Maybe some of them already are, but the volcano eruption in Iceland that is putting the flight plans of so many into a tailspin also offers a real opportunity for carriers treating passengers well to capitalize by getting the message out. If you work in public relations for an airline that is not leaving your customers to fend for themselves, then the last few days, and possibly the coming ones also are a golden opportunity to get this positive message out in all channels, including social media.
From a quick search it looks like the Qantas and Emirates PR teams have been doing the best job so far. Maybe the PR people working for airlines mentioned near the bottom of this post have been smart in hiding under their desks.
From searches on Google and Twitter here are some of the positive quotes I saw, all linked to their respective sources:
Some carriers, like Australia’s Qantas, put passengers up in hotels, but many did not, offering instead only to refund tickets or exchange them for later flights. Dubai-based Emirates airline, the Middle East’s biggest carrier, estimated it was spending more than $1 million a day just to provide hotels and meals to more than 5,000 passengers who were in transit when flights were canceled last week.
And 2,500 transit passengers on Abu Dhabi’s Etihad Airways have been stranded by cancellations since Thursday in the United Arab Emirates capital, a spokeswoman for the airline said. “We are accommodating those passengers in approximately 1,500 rooms in 12 hotels across the city,” the spokeswoman said, without giving an estimate of the costs to the airline.
Some who had booked for domestic travel with British Airways were offered journeys by road instead. BA sent coaches to each of its five domestic destinations every two hours. “A fair amount of people will have got to their destination,” the carrier said.

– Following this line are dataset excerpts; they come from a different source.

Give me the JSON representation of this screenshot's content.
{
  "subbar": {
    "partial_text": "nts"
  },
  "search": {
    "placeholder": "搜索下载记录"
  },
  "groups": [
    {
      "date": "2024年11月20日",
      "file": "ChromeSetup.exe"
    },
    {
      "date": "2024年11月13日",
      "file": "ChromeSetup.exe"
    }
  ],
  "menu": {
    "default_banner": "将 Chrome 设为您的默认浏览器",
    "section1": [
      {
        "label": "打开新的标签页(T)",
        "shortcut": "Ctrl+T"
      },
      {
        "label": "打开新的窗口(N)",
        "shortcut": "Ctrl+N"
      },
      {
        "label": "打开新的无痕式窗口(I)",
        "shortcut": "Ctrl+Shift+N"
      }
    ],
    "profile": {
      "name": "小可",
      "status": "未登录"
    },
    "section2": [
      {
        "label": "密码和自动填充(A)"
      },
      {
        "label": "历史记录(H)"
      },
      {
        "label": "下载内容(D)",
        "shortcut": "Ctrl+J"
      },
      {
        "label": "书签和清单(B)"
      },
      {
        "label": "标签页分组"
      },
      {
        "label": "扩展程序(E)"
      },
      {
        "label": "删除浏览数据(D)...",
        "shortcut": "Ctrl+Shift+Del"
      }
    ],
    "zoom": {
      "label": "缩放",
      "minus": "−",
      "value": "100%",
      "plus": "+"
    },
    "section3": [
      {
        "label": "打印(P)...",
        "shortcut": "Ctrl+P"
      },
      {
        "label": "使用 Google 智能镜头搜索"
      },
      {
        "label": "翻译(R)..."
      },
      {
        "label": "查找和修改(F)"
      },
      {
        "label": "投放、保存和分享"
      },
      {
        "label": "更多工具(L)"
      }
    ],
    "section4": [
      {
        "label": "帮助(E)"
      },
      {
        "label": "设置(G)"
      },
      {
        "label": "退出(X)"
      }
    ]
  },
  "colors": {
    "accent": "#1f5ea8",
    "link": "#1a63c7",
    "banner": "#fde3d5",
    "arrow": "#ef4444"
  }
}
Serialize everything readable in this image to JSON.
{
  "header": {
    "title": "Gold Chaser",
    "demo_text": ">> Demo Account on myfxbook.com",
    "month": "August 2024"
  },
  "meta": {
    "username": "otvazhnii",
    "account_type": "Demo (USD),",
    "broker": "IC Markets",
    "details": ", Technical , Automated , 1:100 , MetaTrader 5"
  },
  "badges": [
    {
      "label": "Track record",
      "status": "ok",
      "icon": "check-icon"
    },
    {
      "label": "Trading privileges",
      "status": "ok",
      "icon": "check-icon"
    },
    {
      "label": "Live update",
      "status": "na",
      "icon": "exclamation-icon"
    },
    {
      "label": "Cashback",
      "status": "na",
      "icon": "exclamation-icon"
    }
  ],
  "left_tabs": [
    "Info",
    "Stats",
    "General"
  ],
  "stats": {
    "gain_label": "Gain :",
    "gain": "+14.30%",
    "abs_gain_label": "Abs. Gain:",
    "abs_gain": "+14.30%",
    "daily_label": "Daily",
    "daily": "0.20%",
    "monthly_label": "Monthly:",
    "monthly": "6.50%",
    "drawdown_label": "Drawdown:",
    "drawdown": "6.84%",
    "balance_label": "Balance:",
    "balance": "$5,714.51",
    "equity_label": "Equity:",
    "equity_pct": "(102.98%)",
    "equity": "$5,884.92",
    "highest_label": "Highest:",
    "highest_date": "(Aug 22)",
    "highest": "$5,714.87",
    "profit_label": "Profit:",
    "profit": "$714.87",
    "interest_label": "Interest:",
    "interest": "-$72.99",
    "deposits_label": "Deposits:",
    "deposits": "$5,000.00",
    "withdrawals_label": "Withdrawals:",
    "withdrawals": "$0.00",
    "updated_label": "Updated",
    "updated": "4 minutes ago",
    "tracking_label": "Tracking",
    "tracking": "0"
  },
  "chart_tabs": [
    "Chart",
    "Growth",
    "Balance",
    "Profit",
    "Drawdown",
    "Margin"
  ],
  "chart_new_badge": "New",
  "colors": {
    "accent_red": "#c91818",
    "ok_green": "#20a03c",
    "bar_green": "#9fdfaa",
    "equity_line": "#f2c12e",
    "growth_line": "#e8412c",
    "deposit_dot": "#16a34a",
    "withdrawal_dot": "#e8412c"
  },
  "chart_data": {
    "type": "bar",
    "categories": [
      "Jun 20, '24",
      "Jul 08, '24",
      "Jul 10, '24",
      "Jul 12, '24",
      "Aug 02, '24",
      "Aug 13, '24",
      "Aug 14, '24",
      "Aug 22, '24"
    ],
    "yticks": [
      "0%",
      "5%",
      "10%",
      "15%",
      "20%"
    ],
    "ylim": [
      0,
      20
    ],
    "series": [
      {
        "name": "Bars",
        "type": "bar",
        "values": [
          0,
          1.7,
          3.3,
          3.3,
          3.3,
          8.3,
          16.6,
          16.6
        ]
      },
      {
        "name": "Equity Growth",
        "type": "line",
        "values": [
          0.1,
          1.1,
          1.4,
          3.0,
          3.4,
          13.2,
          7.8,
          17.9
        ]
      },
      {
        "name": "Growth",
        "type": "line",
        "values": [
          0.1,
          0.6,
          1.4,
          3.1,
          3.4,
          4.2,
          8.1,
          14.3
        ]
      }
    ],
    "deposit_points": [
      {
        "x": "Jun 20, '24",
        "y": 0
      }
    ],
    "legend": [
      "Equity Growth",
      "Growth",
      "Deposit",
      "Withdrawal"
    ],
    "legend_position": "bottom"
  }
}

About 2,000 Qantas customers are stuck in Singapore, Bangkok and Hong Kong. If they don’t want to wait, they are being offered flights to non-European destinations or back to Australia, Epstein said. About 100 international customers are being put up in hotels in Australia.
For passengers who have already arrived at Paris-Charles de Gaulle and who have a connecting flight, over 2,000 hotel rooms have been booked for April 16. Meal vouchers are also available.
Air France airport and sales staff are available to inform passengers whose flights have been canceled.
Those rated by passengers as somewhere in between good and bad:
Singapore Airlines said they were giving priority to elderly passengers and those with young children for hotel accommodation, but right now there were some shortages in Singapore hotels. The airline was paying for two nights of hotel accommodation for affected passengers, for as much as S$300 per room a night, according to a pamphlet being distributed to passengers.
And then those airlines that passengers are cursing:
The Cutler family, from Dronfield, in Derbyshire, were stranded in Paris, facing hotel bills of up to £250 a night and “no idea” how they were going to get home. ”We really don’t know what we’re going to do,” said Simon Cutler, who works as a paramedic in Sheffield. Both he and his wife Irene, a bank manager, were expected back at work on Monday morning, and their two daughters – Abigail, 14, and Lauren, 10, were due back at school. Their BMI flight to East Midlands airport in Nottingham had been cancelled along with all other flights from Charles de Gaulle airport.
Once the dust settles, there really is a strong message here from the airlines that looked after customers well, primarily those that paid for hotel rooms – I’d be tempted to consider even running a few ads to drive home the fact. Airline product differentiation is far from the easiest marketing job in the world, but it looks like we are seeing a clear line between the good and the bad airlines during this current problem from Iceland. Putting the post crisis marketing decisions aside, right now there is absolutely no question that if you are paying millions for hotel rooms, then the general public should be reading about it. Emirates quoting figures on how much they are spending was a very nice PR touch.
And in all the stories I read of people affected, this was the one that really stuck in my mind – no mention of which airline they are travelling on (I’m guessing Emirates), but well done to the Millennium Airport Hotel in Dubai.
In Dubai, a British couple who were due to get married in the UK over the weekend found themselves making their vows on Skype so that their friends and family could witness the wedding. Sean Murtagh, 24, and his new wife Natalie, a 30-year-old Australian, got married in Brisbane three weeks ago but had been due to hold a humanist ceremony for family and friends in the UK on Saturday. When they found themselves stranded after changing planes in Dubai on Thursday, they had to make other plans. Staff at the Millennium Airport Hotel in Dubai baked them a cake, decorated the lobby and set up a laptop with Skype and a projector so that the ceremony could take place via a link to London. ”It’s been an incredible day,” said Murtagh. “We were never going to forget it anyway but we certainly won’t forget it now.” Humanist celebrant Caroline Black, who conducted the ceremony from Trailfinders Sports Club in Ealing, west London, said: “I’ve done lots of humanist weddings but not one like this at all. It was just like any other wedding except the bride and groom weren’t there.”